Recommended by Jennifer Bird-Pollan, associate dean and professor in the Rosenberg College of Law

I never thought I’d find an 800-page biography of a Ted Kennedy so gripping. This was given to me by a friend, so I started reading it. And it is a real page turner! Ted Kennedy had a front row seat to recent American history and was hugely influential across a variety of legislative sectors. Reading about who he was as a person, and how his experiences impacted his legislative approach, is fascinating. I like biographies, in general, but I was definitely surprised by how interesting I found this one. The second volume of this biography just came out, and it’s even longer than the first. Maybe a project for winter break?

“What Things Cost: An Anthology for the People” by Rebecca Gayle Howell, Ashley M. Jones and Emily J. Jalloul

Recommended by Ellen Riggle, professor in the Department of Gender and Women's Studies in the College of Arts and Sciences

In the summer I like to catch-up on reading books written by my colleagues and friends, who are very prolific writers, so it keeps me busy. “What Things Cost” is a stunning collection — commenting on labor in the U.S., the experiences and the consequences of exploitation on our systems and environment, and most importantly our bodies and health. Howell and Jones have put together a range of writings to reflect these experiences and observations. It is, simply put, deeply profound, as well as eye-opening and affirming. I’m also reading some of the most banned books from the American Library Association list, the majority of which focus on LGBTQ* themes and are honest portrayals of the lives and experiences of LGBTQ* people.  

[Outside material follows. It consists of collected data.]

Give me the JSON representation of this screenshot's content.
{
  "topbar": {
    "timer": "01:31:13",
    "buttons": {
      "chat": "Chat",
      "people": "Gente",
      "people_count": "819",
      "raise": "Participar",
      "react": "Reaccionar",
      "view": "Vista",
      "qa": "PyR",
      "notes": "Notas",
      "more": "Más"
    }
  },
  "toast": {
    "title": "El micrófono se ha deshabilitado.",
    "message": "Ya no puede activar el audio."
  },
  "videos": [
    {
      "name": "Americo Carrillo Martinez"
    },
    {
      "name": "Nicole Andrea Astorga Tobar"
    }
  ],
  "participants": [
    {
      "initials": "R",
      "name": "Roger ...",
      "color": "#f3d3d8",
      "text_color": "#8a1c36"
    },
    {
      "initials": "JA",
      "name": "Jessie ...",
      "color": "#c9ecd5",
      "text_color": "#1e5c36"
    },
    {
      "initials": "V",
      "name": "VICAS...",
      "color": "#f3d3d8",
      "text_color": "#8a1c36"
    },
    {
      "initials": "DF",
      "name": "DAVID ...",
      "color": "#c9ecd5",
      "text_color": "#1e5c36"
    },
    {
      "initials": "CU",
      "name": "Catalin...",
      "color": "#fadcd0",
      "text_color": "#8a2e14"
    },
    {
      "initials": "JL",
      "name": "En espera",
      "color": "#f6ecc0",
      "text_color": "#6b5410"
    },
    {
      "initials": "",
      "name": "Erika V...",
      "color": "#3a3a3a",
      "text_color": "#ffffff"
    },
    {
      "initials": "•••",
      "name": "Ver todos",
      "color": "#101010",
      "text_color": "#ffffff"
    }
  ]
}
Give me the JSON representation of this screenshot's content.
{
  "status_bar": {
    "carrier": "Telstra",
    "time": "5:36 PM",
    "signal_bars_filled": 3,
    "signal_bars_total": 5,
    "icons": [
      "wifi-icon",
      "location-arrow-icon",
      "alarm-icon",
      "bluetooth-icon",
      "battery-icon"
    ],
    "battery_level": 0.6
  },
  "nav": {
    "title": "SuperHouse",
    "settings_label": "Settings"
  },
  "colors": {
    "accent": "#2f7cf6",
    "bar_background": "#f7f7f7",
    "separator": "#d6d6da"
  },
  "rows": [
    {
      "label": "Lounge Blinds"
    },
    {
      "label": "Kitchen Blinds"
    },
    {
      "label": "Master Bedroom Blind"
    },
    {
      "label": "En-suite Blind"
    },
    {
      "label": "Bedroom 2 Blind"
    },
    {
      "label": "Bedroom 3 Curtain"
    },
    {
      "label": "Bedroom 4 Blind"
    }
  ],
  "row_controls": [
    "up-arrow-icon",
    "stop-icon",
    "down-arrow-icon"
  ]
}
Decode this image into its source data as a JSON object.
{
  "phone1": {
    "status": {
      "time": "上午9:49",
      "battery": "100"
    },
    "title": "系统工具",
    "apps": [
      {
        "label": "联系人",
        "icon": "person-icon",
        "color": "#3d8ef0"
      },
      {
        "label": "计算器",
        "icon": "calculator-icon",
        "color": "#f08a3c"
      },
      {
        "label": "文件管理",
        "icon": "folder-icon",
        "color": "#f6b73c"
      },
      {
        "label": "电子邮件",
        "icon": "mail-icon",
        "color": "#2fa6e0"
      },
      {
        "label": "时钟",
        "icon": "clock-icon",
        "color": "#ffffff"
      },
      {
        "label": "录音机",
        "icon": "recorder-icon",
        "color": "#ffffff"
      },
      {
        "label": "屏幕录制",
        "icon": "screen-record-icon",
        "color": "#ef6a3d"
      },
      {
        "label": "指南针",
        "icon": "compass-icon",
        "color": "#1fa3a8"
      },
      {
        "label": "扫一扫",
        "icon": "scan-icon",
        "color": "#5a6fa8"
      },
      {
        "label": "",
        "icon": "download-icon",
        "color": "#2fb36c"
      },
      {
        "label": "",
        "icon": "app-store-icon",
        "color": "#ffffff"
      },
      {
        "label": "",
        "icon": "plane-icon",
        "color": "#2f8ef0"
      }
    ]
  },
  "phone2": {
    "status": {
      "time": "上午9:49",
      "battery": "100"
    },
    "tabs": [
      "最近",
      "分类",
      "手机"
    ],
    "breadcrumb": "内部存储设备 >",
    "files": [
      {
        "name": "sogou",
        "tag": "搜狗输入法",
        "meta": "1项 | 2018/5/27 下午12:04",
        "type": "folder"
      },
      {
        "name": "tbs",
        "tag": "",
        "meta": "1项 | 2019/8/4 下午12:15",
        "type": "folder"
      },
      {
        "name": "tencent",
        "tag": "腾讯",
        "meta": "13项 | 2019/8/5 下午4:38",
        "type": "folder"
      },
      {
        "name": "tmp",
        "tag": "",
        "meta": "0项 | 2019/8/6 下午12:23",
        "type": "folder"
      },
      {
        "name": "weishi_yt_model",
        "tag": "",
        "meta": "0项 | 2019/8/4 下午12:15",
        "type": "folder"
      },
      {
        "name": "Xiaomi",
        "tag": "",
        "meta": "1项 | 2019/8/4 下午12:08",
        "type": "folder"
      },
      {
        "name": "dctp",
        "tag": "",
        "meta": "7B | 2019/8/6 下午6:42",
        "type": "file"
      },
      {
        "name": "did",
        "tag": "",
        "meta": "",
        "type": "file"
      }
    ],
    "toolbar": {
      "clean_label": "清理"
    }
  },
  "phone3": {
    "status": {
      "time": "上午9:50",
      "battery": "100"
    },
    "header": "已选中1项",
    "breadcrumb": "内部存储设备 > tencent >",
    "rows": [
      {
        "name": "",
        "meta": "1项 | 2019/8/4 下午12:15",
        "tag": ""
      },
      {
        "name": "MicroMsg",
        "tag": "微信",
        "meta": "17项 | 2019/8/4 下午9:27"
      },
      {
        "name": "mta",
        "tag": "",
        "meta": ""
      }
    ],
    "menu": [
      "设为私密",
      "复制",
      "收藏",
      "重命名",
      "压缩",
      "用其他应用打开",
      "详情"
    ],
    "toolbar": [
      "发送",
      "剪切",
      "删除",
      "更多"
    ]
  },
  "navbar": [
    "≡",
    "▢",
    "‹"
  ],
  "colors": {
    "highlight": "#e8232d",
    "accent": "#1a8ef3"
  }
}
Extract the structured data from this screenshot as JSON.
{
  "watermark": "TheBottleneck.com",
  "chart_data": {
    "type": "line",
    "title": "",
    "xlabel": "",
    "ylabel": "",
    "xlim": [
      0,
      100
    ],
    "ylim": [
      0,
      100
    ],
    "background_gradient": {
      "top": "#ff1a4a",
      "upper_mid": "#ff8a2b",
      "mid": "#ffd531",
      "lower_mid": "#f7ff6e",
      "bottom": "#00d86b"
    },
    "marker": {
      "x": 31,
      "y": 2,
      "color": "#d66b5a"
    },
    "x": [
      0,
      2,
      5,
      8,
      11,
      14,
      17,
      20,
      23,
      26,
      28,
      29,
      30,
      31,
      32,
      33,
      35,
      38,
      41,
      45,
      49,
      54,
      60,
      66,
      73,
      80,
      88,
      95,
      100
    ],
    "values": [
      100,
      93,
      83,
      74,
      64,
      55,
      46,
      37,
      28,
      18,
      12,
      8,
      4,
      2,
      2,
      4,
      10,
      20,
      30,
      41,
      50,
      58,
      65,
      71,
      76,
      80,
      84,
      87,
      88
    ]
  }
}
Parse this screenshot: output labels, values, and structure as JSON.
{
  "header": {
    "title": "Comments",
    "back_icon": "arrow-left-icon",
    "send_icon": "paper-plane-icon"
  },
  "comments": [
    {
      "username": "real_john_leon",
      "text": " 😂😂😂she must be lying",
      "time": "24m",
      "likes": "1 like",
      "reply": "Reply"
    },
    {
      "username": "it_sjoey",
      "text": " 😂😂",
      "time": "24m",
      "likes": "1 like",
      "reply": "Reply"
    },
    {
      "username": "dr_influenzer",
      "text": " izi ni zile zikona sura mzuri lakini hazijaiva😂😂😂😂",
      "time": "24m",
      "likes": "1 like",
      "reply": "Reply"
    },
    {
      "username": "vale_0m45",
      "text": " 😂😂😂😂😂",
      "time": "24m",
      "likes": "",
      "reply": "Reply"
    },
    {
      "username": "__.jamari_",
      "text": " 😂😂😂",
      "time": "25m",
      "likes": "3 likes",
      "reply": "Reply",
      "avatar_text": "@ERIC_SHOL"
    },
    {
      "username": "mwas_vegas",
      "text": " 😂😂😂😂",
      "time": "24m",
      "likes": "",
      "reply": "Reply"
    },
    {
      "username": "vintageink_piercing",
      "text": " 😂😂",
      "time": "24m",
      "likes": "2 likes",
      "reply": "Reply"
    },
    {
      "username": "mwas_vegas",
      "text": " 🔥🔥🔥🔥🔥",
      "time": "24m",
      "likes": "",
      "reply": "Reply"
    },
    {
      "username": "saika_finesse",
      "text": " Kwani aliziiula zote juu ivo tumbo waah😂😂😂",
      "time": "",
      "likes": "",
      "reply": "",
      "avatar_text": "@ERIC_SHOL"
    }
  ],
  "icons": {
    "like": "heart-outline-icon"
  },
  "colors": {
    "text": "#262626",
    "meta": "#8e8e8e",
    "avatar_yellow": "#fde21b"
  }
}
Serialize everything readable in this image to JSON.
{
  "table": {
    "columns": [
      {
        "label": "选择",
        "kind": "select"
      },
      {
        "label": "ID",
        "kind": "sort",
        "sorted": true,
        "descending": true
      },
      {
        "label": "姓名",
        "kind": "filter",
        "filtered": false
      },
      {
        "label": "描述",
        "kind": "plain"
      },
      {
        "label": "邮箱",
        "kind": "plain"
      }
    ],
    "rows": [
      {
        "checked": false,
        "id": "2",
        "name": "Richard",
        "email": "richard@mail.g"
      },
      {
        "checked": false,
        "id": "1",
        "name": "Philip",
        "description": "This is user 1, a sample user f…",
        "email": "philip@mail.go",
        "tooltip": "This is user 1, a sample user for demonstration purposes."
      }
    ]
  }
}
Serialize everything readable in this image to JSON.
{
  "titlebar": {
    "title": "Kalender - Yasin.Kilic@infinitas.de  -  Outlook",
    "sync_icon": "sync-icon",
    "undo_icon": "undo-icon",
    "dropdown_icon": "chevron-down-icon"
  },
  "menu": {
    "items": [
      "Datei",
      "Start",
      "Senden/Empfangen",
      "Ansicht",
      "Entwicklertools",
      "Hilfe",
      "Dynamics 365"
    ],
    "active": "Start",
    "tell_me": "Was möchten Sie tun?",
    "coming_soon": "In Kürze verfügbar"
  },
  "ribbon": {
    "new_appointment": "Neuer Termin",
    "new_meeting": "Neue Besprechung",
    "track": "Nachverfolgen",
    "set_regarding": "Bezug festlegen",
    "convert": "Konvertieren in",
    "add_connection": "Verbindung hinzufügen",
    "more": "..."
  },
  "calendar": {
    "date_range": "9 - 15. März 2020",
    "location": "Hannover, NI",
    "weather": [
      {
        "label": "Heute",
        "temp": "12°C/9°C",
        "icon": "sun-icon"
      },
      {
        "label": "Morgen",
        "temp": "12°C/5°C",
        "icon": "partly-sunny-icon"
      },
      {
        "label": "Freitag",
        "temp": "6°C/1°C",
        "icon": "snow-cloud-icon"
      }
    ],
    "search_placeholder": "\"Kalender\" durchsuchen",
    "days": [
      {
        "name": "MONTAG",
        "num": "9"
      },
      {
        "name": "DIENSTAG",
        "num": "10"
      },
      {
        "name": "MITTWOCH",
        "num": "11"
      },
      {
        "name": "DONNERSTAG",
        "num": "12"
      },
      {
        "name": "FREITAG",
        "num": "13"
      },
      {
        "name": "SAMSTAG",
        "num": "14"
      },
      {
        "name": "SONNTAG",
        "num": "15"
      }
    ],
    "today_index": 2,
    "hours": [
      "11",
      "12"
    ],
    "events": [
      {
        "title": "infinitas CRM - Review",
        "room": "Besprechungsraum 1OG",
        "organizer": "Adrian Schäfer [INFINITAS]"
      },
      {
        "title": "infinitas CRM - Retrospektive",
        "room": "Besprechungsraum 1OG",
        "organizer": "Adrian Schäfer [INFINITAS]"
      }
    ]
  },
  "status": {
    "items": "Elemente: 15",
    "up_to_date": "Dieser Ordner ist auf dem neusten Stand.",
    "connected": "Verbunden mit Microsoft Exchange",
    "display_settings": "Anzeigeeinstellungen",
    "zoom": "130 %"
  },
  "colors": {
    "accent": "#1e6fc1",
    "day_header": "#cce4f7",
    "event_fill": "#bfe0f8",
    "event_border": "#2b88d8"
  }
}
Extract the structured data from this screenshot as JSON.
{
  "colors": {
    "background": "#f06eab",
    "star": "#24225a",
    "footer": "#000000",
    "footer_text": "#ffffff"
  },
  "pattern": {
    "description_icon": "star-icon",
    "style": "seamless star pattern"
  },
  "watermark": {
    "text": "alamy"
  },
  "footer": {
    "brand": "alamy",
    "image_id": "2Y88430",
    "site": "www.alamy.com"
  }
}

“Ego is the Enemy” by Ryan Holiday

Recommended by Krystle Kuhs, associate professor in the College of Public Health

This is the second book of a three-part series on modern stoicism. Don’t let the word “stoicism” scare you — it is a philosophy of identifying what you can control and letting go of the rest. This book focuses on the idea that we often suffer more in our imagination than we do in reality. I love books that make me see the world in a new way. “Ego is the Enemy” made me more aware of negative thought patterns I had developed and how to focus on what is most important. I enjoyed reading it on my back deck, while hanging out with the chickens.